A Belgian investment company has launched legal action against Dexia and its chief executive, arguing the Franco-Belgian financial group misled investors before its state bailout in October.

Lynx Capital bought 5,350 Dexia shares on Sept 5 for prices varying from 1.358 to 1.478 euros, according to lawyer Robert Wtterwulghe. Dexia's shares have subsequently fallen to 0.33 euros.

In its deposition, the company says that Dexia Chief Executive Pierre Mariani and Chairman Jean-Luc Dehaene issued a series of reassuring statements about the group's financial health in the period up to Sept 2011.

But after the October bailout, Dehaene recalled arriving with Mariani to take charge of the group after a first rescue in 2008 to be told by Mariani that Dexia was 'not a bank, but a hedge fund'.

Wtterwulghe said this statement made it clear that Mariani knew from October 2008 that Dexia's position was precarious and that his subsequent reassurances were unfounded.

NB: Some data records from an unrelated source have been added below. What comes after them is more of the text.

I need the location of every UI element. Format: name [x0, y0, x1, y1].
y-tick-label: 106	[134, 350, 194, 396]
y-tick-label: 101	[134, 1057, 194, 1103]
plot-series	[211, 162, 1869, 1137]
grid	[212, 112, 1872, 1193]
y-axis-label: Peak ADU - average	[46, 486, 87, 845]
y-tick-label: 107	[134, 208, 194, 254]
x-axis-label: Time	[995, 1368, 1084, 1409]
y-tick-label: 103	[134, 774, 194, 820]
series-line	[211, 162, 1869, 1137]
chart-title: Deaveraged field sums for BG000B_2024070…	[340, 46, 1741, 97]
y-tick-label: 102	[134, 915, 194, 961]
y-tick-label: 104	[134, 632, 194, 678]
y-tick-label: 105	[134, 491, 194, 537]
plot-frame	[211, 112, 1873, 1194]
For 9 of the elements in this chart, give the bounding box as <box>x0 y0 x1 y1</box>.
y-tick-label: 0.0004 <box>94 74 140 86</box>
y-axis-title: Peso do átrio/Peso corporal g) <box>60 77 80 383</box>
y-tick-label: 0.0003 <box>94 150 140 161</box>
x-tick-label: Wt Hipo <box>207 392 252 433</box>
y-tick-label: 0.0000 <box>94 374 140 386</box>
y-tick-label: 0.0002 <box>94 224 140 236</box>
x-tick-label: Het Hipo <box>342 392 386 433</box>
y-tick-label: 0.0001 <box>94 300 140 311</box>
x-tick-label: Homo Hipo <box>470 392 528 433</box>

Dexia declined to comment.

Wtterwulghe said it was likely the Brussels commercial court would set an initial hearing at the end of January, with the case itself starting in May or June.

Dexia was rescued by Belgium, France and Luxembourg in October, with the three states providing guarantees for its borrowings and Belgium nationalising its Belgian banking activities.

The group is in the process of selling its businesses and will be left as a 'bad bank' holding bonds.